La compagnie aérienne irlandaise à bas prix Ryanair est accusée d’offrir aux travailleurs portugais une pilule amère: soit accepter moins que le salaire minimum pour les emplois qu’ils exercent, soit «émigrer» – vers les bases de Ryanair au Royaume-Uni.

Expliquez les rapports, le choix difficile a été fait aux travailleurs de Crewlink, une entreprise dont le seul client est Ryanair.

Crewlink compte 30 employés basés à Ponta Delgada (Açores), Lisbonne et Porto.

Les travailleurs commencent à recevoir des «  communications '' des ressources humaines, exposant leurs options qui se résument essentiellement à un salaire de base de 588 € (alors que le minimum national est actuellement de 635 €) ou déménageant vers des bases dans les East Midlands ou Southend d'ici septembre. 1.

Les échanges entre un travailleur et les RH vus par l’agence de presse Lusa montrent que l’entreprise considère ses propositions comme «attrayantes» en ce sens qu’il y a des extras qui seraient ajoutés au salaire de base, pour le travail du week-end et les subventions, etc.

Mais il y a aussi des «  clauses '' qui concernent clairement les syndicats de personnel de cabine: à savoir l'exigence des membres du personnel de «  déclarer '' qu'ils ne sont pas dus à partir de septembre 2020 (alors que dans un certain nombre de cas, les salaires du mois de mars ne sont plus ''). t été payé) et un délai strict pour «se décider».
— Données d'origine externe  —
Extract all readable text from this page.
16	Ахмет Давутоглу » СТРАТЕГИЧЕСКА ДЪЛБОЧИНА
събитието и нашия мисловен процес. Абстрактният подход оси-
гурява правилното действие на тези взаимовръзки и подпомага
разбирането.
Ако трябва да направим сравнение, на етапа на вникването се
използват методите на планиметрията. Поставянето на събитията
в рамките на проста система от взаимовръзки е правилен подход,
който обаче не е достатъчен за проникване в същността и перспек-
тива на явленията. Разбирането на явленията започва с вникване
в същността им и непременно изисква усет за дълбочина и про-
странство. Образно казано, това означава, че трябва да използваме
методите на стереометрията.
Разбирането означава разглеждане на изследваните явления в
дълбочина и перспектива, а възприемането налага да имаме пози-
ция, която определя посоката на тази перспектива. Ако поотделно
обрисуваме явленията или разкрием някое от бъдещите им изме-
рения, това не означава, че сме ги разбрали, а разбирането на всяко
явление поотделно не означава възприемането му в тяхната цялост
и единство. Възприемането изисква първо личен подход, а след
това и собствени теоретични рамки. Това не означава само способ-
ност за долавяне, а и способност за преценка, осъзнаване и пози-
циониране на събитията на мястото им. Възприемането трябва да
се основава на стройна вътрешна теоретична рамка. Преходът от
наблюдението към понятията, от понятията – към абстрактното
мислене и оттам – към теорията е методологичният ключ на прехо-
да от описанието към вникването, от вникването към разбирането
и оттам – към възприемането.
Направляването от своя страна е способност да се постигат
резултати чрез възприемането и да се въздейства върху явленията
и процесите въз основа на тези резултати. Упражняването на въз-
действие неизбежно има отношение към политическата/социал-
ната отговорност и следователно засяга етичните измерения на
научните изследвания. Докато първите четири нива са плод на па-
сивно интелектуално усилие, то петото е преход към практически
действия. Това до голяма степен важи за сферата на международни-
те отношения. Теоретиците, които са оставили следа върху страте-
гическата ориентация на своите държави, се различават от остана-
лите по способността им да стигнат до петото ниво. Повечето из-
Rapports SIC: «Les travailleurs ont deux à trois jours pour répondre… et se voient refuser les demandes de relocalisation au Portugal ou de report de la proposition d'émigration».

Pour SNPVAC, le syndicat du personnel de cabine, Ryanair fait pression sur son personnel «de manière illicite» pour «accepter des conditions honteuses».

Il y a aussi le cas où Ryanair a adhéré au régime de licenciement simplifié du gouvernement portugais en avril, qui n'était ouvert qu'aux entreprises qui, jusque-là, payaient intégralement les salaires du personnel.

Les paiements au personnel de Crewlink pour le mois de mars étant toujours impayés, cela montre une autre forme de traitement moins qu'exemplaire des travailleurs qui ont été employés par Ryanair pendant la meilleure partie des 10 dernières années.

Il faut dire que Ryanair n'est pas la seule compagnie aérienne à être interpellée pour la façon dont elle traite son personnel.

British Airways a également été vivement critiquée pour avoir traité son personnel de manière «honteuse» – en réduisant les emplois, les conditions et le salaire de ceux qui n’ont pas accepté de licenciements volontaires.